The wall around the soccer field in Río Naranjo, Bagaces fell in June 2018. Bagaces representative Xinia Treminio said that the Río Naranjo development association and the athletic committee are responsible for the wall’s collapse and should pay to repair it.
After reviewing city reports and interviewing those involved, the Voice Fact Checking determined that this statement is true.
Treminio made the statement during a city hall meeting on February 5. She and Luis Enoc Barrantes, substitute representative, are residents of Río Naranjo and said they are concerned about who should pay for the damages, whether it’s the city or the development association’s responsibility.
Both officials agreed that the district’s development association should pay for it and not the city.
According to a report presented by City of Bagaces legal advisor Rodrigo Flores, damages should be handled by the development association.
Why? Flores said that just because the city directed and supported the construction of the wall with funds approved specifically for the project, it doesn’t mean that the city assumed the commitment to pay for damages to the wall after the fact.
In other words, when the job was finished they didn’t plan on it falling down and there are currently no funds for the project.
We shouldn’t lose sight of the fact that if development associations are for the public good then they are also private actors and using unapproved resources for this type of work could constitute a misuse of public funds (which is illegal for the city),“ Flores explains in the document.
The Voice Fact Checking checked the general administration law and article 190 states that “public offices (in this case city hall) must respond for all damages caused by their legitimate, illegitimate, normal or abnormal functioning save for cases out of their control such as third party fault.”
Jeannie Atencio, city engineer, wrote a report establishing that the Río Naranjo development association and the athletic committee made changes without the city’s consent and without professional oversight, which weakened the structure when rains began.
The wall was built in 2006 and Atencio was responsible for overseeing the last phase of construction in December 2015. The city put support columns and a net around the field during the last phase.
On June 12, 2018, two-and-a-half years after the job was complete, the engineer got a call from someone saying the wall had collapsed.
“I was surprised when they told me that the wall couldn’t take the first rains of the season (2019), which seems strange to me since the structure stood through the extreme rains of Hurricane Otto in November 2016 and Nate in October 2017,” the engineer says in the document.

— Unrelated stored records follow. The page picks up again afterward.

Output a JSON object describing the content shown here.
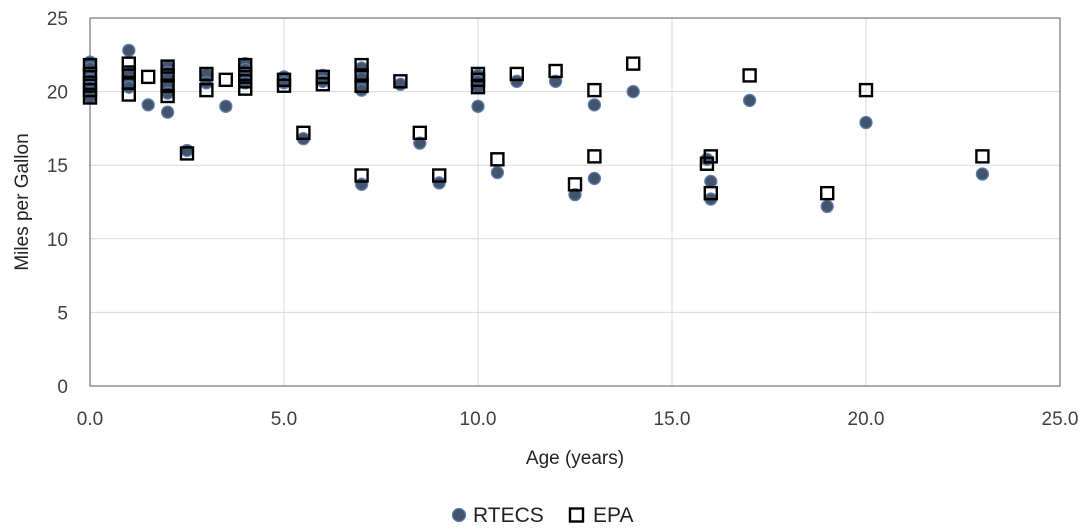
{
  "chart_data": {
    "type": "scatter",
    "title": "",
    "xlabel": "Age (years)",
    "ylabel": "Miles per Gallon",
    "xlim": [
      0,
      25
    ],
    "ylim": [
      0,
      25
    ],
    "xticks": [
      0,
      5,
      10,
      15,
      20,
      25
    ],
    "yticks": [
      0,
      5,
      10,
      15,
      20,
      25
    ],
    "xtick_labels": [
      "0.0",
      "5.0",
      "10.0",
      "15.0",
      "20.0",
      "25.0"
    ],
    "ytick_labels": [
      "0",
      "5",
      "10",
      "15",
      "20",
      "25"
    ],
    "grid": true,
    "legend_position": "bottom",
    "series": [
      {
        "name": "RTECS",
        "marker": "circle",
        "color": "#44546A",
        "edge_color": "#5B7FB3",
        "points": [
          [
            0,
            22.0
          ],
          [
            0,
            21.6
          ],
          [
            0,
            21.2
          ],
          [
            0,
            20.8
          ],
          [
            0,
            20.3
          ],
          [
            0,
            19.9
          ],
          [
            0,
            19.6
          ],
          [
            1,
            22.8
          ],
          [
            1,
            21.3
          ],
          [
            1,
            20.7
          ],
          [
            1,
            20.3
          ],
          [
            1.5,
            19.1
          ],
          [
            2,
            21.7
          ],
          [
            2,
            21.3
          ],
          [
            2,
            20.9
          ],
          [
            2,
            20.4
          ],
          [
            2,
            19.9
          ],
          [
            2,
            18.6
          ],
          [
            2.5,
            16.0
          ],
          [
            3,
            21.2
          ],
          [
            3,
            20.6
          ],
          [
            3.5,
            19.0
          ],
          [
            4,
            21.9
          ],
          [
            4,
            21.5
          ],
          [
            4,
            21.1
          ],
          [
            4,
            20.6
          ],
          [
            5,
            21.0
          ],
          [
            5,
            20.6
          ],
          [
            5.5,
            16.8
          ],
          [
            6,
            21.1
          ],
          [
            6,
            20.7
          ],
          [
            7,
            21.6
          ],
          [
            7,
            20.9
          ],
          [
            7,
            20.3
          ],
          [
            7,
            20.1
          ],
          [
            7,
            13.7
          ],
          [
            8,
            20.5
          ],
          [
            8.5,
            16.5
          ],
          [
            9,
            13.8
          ],
          [
            10,
            21.1
          ],
          [
            10,
            20.7
          ],
          [
            10,
            20.3
          ],
          [
            10,
            19.0
          ],
          [
            10.5,
            14.5
          ],
          [
            11,
            20.7
          ],
          [
            12,
            20.7
          ],
          [
            12.5,
            13.0
          ],
          [
            13,
            19.1
          ],
          [
            13,
            14.1
          ],
          [
            14,
            20.0
          ],
          [
            15.9,
            15.4
          ],
          [
            16,
            13.9
          ],
          [
            16,
            12.7
          ],
          [
            17,
            19.4
          ],
          [
            19,
            12.2
          ],
          [
            20,
            17.9
          ],
          [
            23,
            14.4
          ]
        ]
      },
      {
        "name": "EPA",
        "marker": "square",
        "color": "#000000",
        "edge_color": "#000000",
        "points": [
          [
            0,
            21.8
          ],
          [
            0,
            21.2
          ],
          [
            0,
            20.6
          ],
          [
            0,
            20.1
          ],
          [
            0,
            19.6
          ],
          [
            1,
            21.9
          ],
          [
            1,
            21.3
          ],
          [
            1,
            20.6
          ],
          [
            1,
            19.8
          ],
          [
            1.5,
            21.0
          ],
          [
            2,
            21.7
          ],
          [
            2,
            21.1
          ],
          [
            2,
            20.4
          ],
          [
            2,
            19.7
          ],
          [
            2.5,
            15.8
          ],
          [
            3,
            21.2
          ],
          [
            3,
            20.1
          ],
          [
            3.5,
            20.8
          ],
          [
            4,
            21.8
          ],
          [
            4,
            21.2
          ],
          [
            4,
            20.7
          ],
          [
            4,
            20.2
          ],
          [
            5,
            20.8
          ],
          [
            5,
            20.4
          ],
          [
            5.5,
            17.2
          ],
          [
            6,
            21.0
          ],
          [
            6,
            20.5
          ],
          [
            7,
            21.8
          ],
          [
            7,
            21.1
          ],
          [
            7,
            20.4
          ],
          [
            7,
            14.3
          ],
          [
            8,
            20.7
          ],
          [
            8.5,
            17.2
          ],
          [
            9,
            14.3
          ],
          [
            10,
            21.2
          ],
          [
            10,
            20.8
          ],
          [
            10,
            20.3
          ],
          [
            10.5,
            15.4
          ],
          [
            11,
            21.2
          ],
          [
            12,
            21.4
          ],
          [
            12.5,
            13.7
          ],
          [
            13,
            20.1
          ],
          [
            13,
            15.6
          ],
          [
            14,
            21.9
          ],
          [
            15.9,
            15.1
          ],
          [
            16,
            15.6
          ],
          [
            16,
            13.1
          ],
          [
            17,
            21.1
          ],
          [
            19,
            13.1
          ],
          [
            20,
            20.1
          ],
          [
            23,
            15.6
          ]
        ]
      }
    ]
  },
  "colors": {
    "grid": "#d9d9d9",
    "axis_border": "#595959",
    "background": "#ffffff"
  }
}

According to Atencio’s report, the work done by the assocaition and the committee consisted of leveling the field with the help of Coopeguanacaste, modifying the structure with masonry and leveling the ground with a laser tool. The work was done in March, April and May 2018.
Esteban Alfaro, an attorney who specializes in public law, said that a technical test of the modifications is enough to prove that the development association is responsible.
“It doesn’t make sense to ask the city for the money, because the city already invested in it,” the lawyer said.
With this and the documentation in mind, the development association and the Río Naranjo athletic committee must take responsibility for the wall.
Both groups must decide whether they use their budgets or seek out new sources of financing, such as donations.
The Voice Fact Checking is a project that checks public speeches made by mayors and representatives in the province. Our team collaborates that statements made by the officials at city council meetings is based on information, data and verifiable facts.